Over the past few weeks the difference between the parties has come into sharp contrast. The SNP has announced that local authorities will face another £500 million in cuts that will hammer education budgets and put more pressure on teachers and schools.

But at First Minister’s Questions on Thursday last week, Nicola Sturgeon refused to even consider using the income tax powers to remove the threat.

As it was a Liberal Democrat Secretary of State who delivered these new tax powers, it is perhaps not surprising that we were the first to propose using them to transform education in Scotland.
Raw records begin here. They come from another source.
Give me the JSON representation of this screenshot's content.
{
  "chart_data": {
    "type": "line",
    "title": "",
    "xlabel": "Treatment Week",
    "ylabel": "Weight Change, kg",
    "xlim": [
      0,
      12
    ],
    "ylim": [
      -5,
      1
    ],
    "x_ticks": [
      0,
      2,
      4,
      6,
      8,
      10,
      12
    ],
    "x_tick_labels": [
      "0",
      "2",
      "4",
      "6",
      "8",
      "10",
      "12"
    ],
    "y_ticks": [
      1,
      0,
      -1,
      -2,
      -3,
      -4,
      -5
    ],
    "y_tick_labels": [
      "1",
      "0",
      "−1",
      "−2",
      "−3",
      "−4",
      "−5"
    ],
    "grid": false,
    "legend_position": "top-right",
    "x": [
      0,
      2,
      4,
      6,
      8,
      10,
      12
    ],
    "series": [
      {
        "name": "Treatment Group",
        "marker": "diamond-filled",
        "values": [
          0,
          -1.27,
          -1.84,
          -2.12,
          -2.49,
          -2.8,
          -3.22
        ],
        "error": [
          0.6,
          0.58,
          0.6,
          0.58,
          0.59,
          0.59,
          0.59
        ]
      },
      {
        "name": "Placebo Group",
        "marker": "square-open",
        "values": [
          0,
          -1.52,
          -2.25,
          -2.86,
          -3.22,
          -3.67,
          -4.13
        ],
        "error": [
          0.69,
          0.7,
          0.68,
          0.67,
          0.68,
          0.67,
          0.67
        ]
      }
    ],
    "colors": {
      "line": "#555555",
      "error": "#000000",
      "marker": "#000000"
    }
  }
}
By putting a penny for education onto income tax bands, we would raise £475 million a year.

This would allow us to repair the cuts to colleges, stop the cuts to schools, match the pupil premium policy that has been successful in England in closing the attainment gap between pupils from the richest and poorest backgrounds and increase entitlement to free nursery care for families.

Our approach on tax and spend is consistent with our approach in coalition government with the Conservatives. Unlike the Scottish Government, that government protected the budgets of schools and the NHS. No-one will be surprised that we wanted to spend more on public services than the Conservatives. That was our approach at the General Election where we argued that the Conservatives’ plans for cuts were draconian.

In government, we held the Tories back from doing their worst, which is something that is abundantly clear to everyone now that they govern on their own.

Increases to the personal allowance, championed by Liberal Democrats in government, mean that we can make this transformation in education without hitting the poorest Scots. The SNP opposed these changes in Holyrood and Westminster so its claims to be the defenders of the low paid is a pretty hollow claim. As a result of our tax measures to protect working people, anyone earning less than £19,000 will still pay less tax next year than they have this year under our penny-for-education plan. Meanwhile, those at the top will pay 30 times more than someone on the median wage of around £21,000. This is a fair and progressive measure.

The Labour Party has also suggested using the Calman powers this year to spend on local authority funding. I welcome their contribution. There is a growing consensus that this is the right thing to do.

The reaction from the SNP and the Tories to the LibDem plans has verged on the hysterical. I have been branded a “tax grabber” and been lectured by Nicola Sturgeon in terms that Margaret Thatcher would have endorsed.

This reaction gives the lie to any claims from the SNP that they are the champions of progressive politics in Scotland. It has been clear for some time that the First Minister and her colleagues have made a habit of talking Left but walking Right. Their failure to protect education is the clearest example yet of their doublespeak in action.

US Vice-President Joe Biden once said: “Don’t tell me what you value. Show me your budget, and I’ll tell you what you value.” By these standards, it is impossible for the First Minister to argue credibly that she values education.

The situation in education is so serious that a failure to act would have terrible consequences for children. We need to act now, and we have the powers we need to do so.

For the last five years we have been told repeatedly by the SNP that Scotland needs new tax powers because of Tory austerity. Well, now Scotland has tax powers yet Ms Sturgeon is refusing to use them. It is time that she started delivering on her anti-austerity rhetoric. A penny for education would be a good start.